I do not exactly understand your question and your last comment, but may be this helps: Spin is intrinsic angular momentum and is therefore mathematically related to rotations. In three spatial dimensions the rotation group SO(3) has a double cover SU(2) from which two elements correspont to one of SO(3). This means that objects transforming under SO(3) need to rotate a 2π angle to make a complete rotation whereas objects transforming under SU(2) need 4π for a complete rotation. This makes possible that half-integer spins exist in three dimensions. However, for example, no triple cover of SO(3) exists, which would lead to 1/3 spins (three elements of the triple cover corresponding to one of SO(3)). If the number of spatial dimensions is different, this relation between SO(n) and its covering groups change. It would be a nice exercise to see how this generalizes. For example, for two dimensional spaces one may have indeed other fractional spins than half-integer. As far as I know this is called anyonic statistics.

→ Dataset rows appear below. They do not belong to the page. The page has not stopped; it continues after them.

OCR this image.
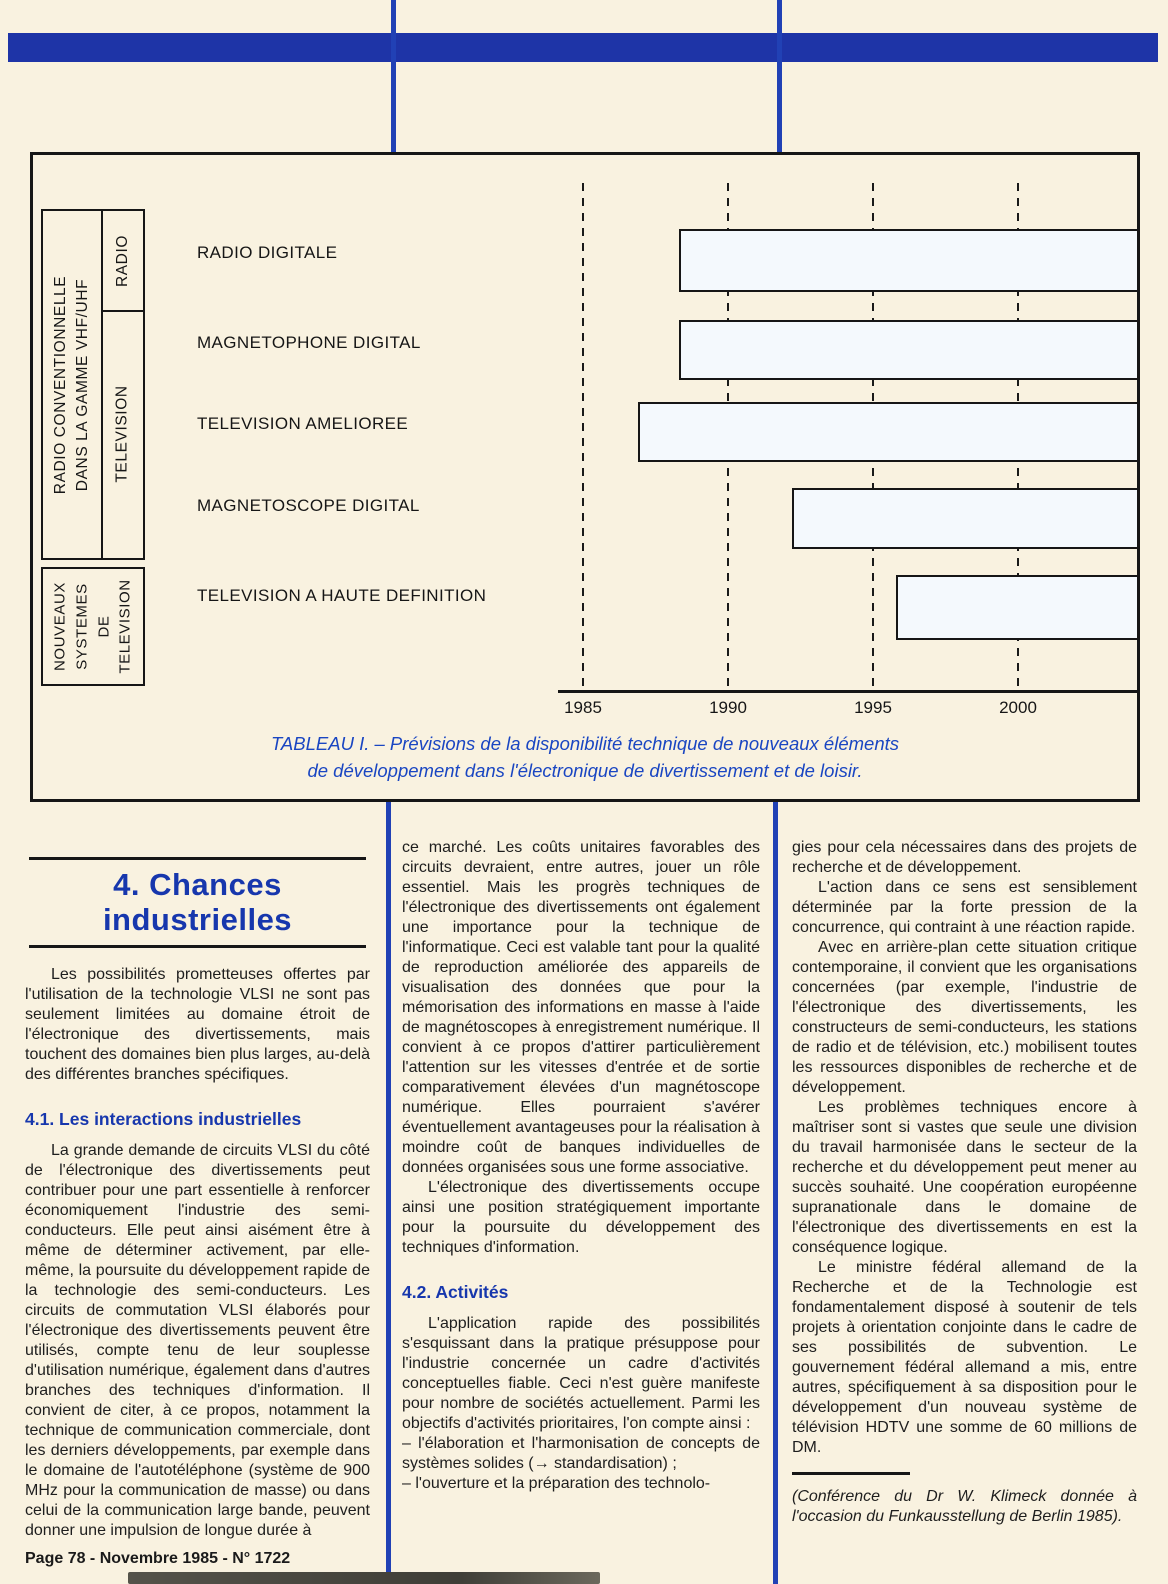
RADIO CONVENTIONNELLE DANS LA GAMME VHF/UHF
RADIO
TELEVISION
NOUVEAUX SYSTEMES DE TELEVISION
RADIO DIGITALE
MAGNETOPHONE DIGITAL
TELEVISION AMELIOREE
MAGNETOSCOPE DIGITAL
TELEVISION A HAUTE DEFINITION
1985	1990	1995	2000
TABLEAU I. – Prévisions de la disponibilité technique de nouveaux éléments
de développement dans l'électronique de divertissement et de loisir.
4. Chances
industrielles

Les possibilités prometteuses offertes par l'utilisation de la technologie VLSI ne sont pas seulement limitées au domaine étroit de l'électronique des divertissements, mais touchent des domaines bien plus larges, au-delà des différentes branches spécifiques.

4.1. Les interactions industrielles

La grande demande de circuits VLSI du côté de l'électronique des divertissements peut contribuer pour une part essentielle à renforcer économiquement l'industrie des semi-conducteurs. Elle peut ainsi aisément être à même de déterminer activement, par elle-même, la poursuite du développement rapide de la technologie des semi-conducteurs. Les circuits de commutation VLSI élaborés pour l'électronique des divertissements peuvent être utilisés, compte tenu de leur souplesse d'utilisation numérique, également dans d'autres branches des techniques d'information. Il convient de citer, à ce propos, notamment la technique de communication commerciale, dont les derniers développements, par exemple dans le domaine de l'autotéléphone (système de 900 MHz pour la communication de masse) ou dans celui de la communication large bande, peuvent donner une impulsion de longue durée à

ce marché. Les coûts unitaires favorables des circuits devraient, entre autres, jouer un rôle essentiel. Mais les progrès techniques de l'électronique des divertissements ont également une importance pour la technique de l'informatique. Ceci est valable tant pour la qualité de reproduction améliorée des appareils de visualisation des données que pour la mémorisation des informations en masse à l'aide de magnétoscopes à enregistrement numérique. Il convient à ce propos d'attirer particulièrement l'attention sur les vitesses d'entrée et de sortie comparativement élevées d'un magnétoscope numérique. Elles pourraient s'avérer éventuellement avantageuses pour la réalisation à moindre coût de banques individuelles de données organisées sous une forme associative.

L'électronique des divertissements occupe ainsi une position stratégiquement importante pour la poursuite du développement des techniques d'information.

4.2. Activités

L'application rapide des possibilités s'esquissant dans la pratique présuppose pour l'industrie concernée un cadre d'activités conceptuelles fiable. Ceci n'est guère manifeste pour nombre de sociétés actuellement. Parmi les objectifs d'activités prioritaires, l'on compte ainsi :

– l'élaboration et l'harmonisation de concepts de systèmes solides (→ standardisation) ;

– l'ouverture et la préparation des technolo-

gies pour cela nécessaires dans des projets de recherche et de développement.

L'action dans ce sens est sensiblement déterminée par la forte pression de la concurrence, qui contraint à une réaction rapide.

Avec en arrière-plan cette situation critique contemporaine, il convient que les organisations concernées (par exemple, l'industrie de l'électronique des divertissements, les constructeurs de semi-conducteurs, les stations de radio et de télévision, etc.) mobilisent toutes les ressources disponibles de recherche et de développement.

Les problèmes techniques encore à maîtriser sont si vastes que seule une division du travail harmonisée dans le secteur de la recherche et du développement peut mener au succès souhaité. Une coopération européenne supranationale dans le domaine de l'électronique des divertissements en est la conséquence logique.

Le ministre fédéral allemand de la Recherche et de la Technologie est fondamentalement disposé à soutenir de tels projets à orientation conjointe dans le cadre de ses possibilités de subvention. Le gouvernement fédéral allemand a mis, entre autres, spécifiquement à sa disposition pour le développement d'un nouveau système de télévision HDTV une somme de 60 millions de DM.

(Conférence du Dr W. Klimeck donnée à l'occasion du Funkausstellung de Berlin 1985).

Page 78 - Novembre 1985 - N° 1722
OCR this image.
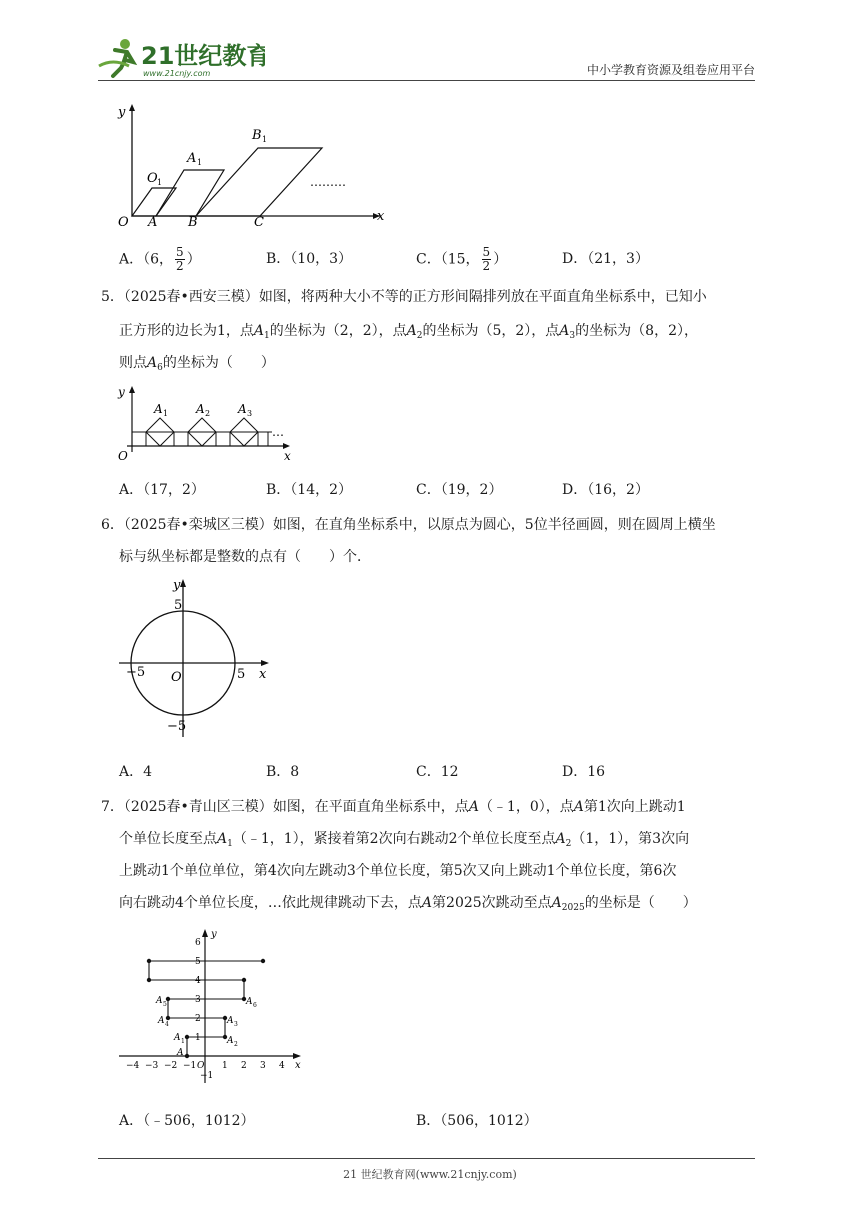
21世纪教育
www.21cnjy.com	中小学教育资源及组卷应用平台
y
x
O
O 1
A
A 1
B
B 1
C
………
A．（6， $\frac{5}{2}$ ）	B．（10，3）	C．（15， $\frac{5}{2}$ ）	D．（21，3）
5．（2025春•西安三模）如图，将两种大小不等的正方形间隔排列放在平面直角坐标系中，已知小
正方形的边长为1，点$A_1$的坐标为（2，2），点$A_2$的坐标为（5，2），点$A_3$的坐标为（8，2），
则点$A_6$的坐标为（　　）
y
x
O
A 1 A 2 A 3
…
A．（17，2）	B．（14，2）	C．（19，2）	D．（16，2）
6．（2025春•栾城区三模）如图，在直角坐标系中，以原点为圆心，5位半径画圆，则在圆周上横坐
标与纵坐标都是整数的点有（　　）个．
y
x
O	5
−5
5
−5
A．4	B．8	C．12	D．16
7．（2025春•青山区三模）如图，在平面直角坐标系中，点A（﹣1，0），点A第1次向上跳动1
个单位长度至点$A_1(﹣1$，1），紧接着第2次向右跳动2个单位长度至点$A_2(1$，1），第3次向
上跳动1个单位单位，第4次向左跳动3个单位长度，第5次又向上跳动1个单位长度，第6次
向右跳动4个单位长度，…依此规律跳动下去，点A第2025次跳动至点$A_{2025}$的坐标是（　　）
y
x
O
−1
−4 −3 −2 −1	1 2 3 4
1
2
3
4
5
6
A
A 1	A 2
A 3
A 4
A 5	A 6
A．（﹣506，1012）	B．（506，1012）
21 世纪教育网(www.21cnjy.com)
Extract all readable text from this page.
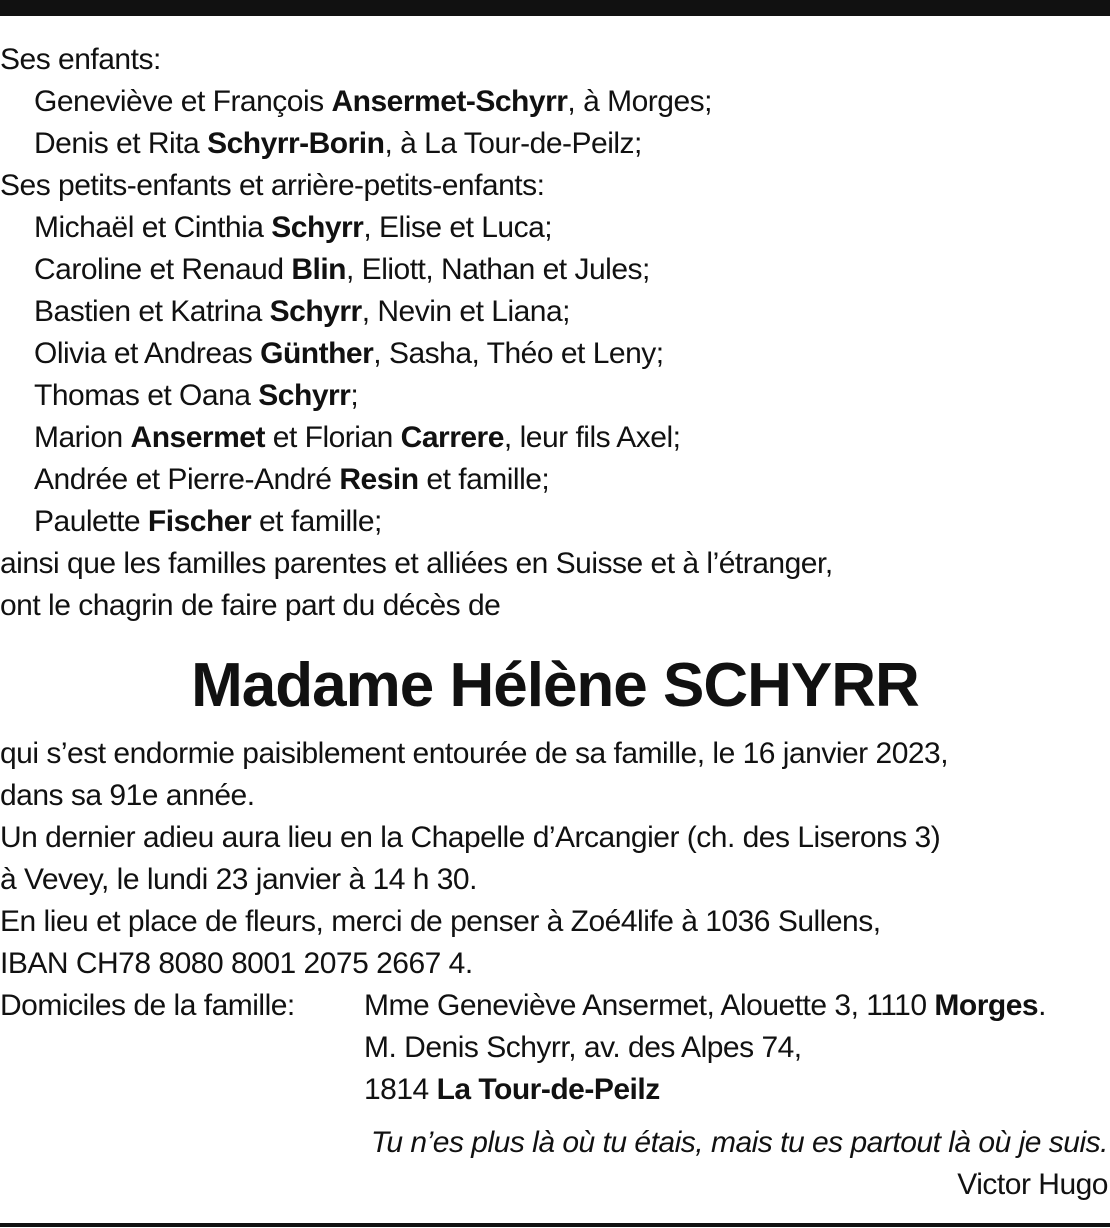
Ses enfants:
Geneviève et François Ansermet-Schyrr, à Morges;
Denis et Rita Schyrr-Borin, à La Tour-de-Peilz;
Ses petits-enfants et arrière-petits-enfants:
Michaël et Cinthia Schyrr, Elise et Luca;
Caroline et Renaud Blin, Eliott, Nathan et Jules;
Bastien et Katrina Schyrr, Nevin et Liana;
Olivia et Andreas Günther, Sasha, Théo et Leny;
Thomas et Oana Schyrr;
Marion Ansermet et Florian Carrere, leur fils Axel;
Andrée et Pierre-André Resin et famille;
Paulette Fischer et famille;
ainsi que les familles parentes et alliées en Suisse et à l’étranger,
ont le chagrin de faire part du décès de
Madame Hélène SCHYRR
qui s’est endormie paisiblement entourée de sa famille, le 16 janvier 2023,
dans sa 91e année.
Un dernier adieu aura lieu en la Chapelle d’Arcangier (ch. des Liserons 3)
à Vevey, le lundi 23 janvier à 14 h 30.
En lieu et place de fleurs, merci de penser à Zoé4life à 1036 Sullens,
IBAN CH78 8080 8001 2075 2667 4.
Domiciles de la famille: Mme Geneviève Ansermet, Alouette 3, 1110 Morges.
M. Denis Schyrr, av. des Alpes 74,
1814 La Tour-de-Peilz
Tu n’es plus là où tu étais, mais tu es partout là où je suis.
Victor Hugo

Thus, the fact that spin is related to rotations makes it dependent of the dimensionality of space you are considering.

6. Nov 8, 2005

Spin_Network

Hellfire many thanks, after re-looking at my post it is quite obvious that I had worded it in such a abstract fashion, but...your response is exactly what I had been looking for, amazing!

I am quite lazy in my post fashion, but always hope there is someone outthere who looks a little further, the rotational factor is what I was aiming at,(already knew this but now understand it a great deal more)..my next inquiries are going to be "anyonic statistics"..thanks again.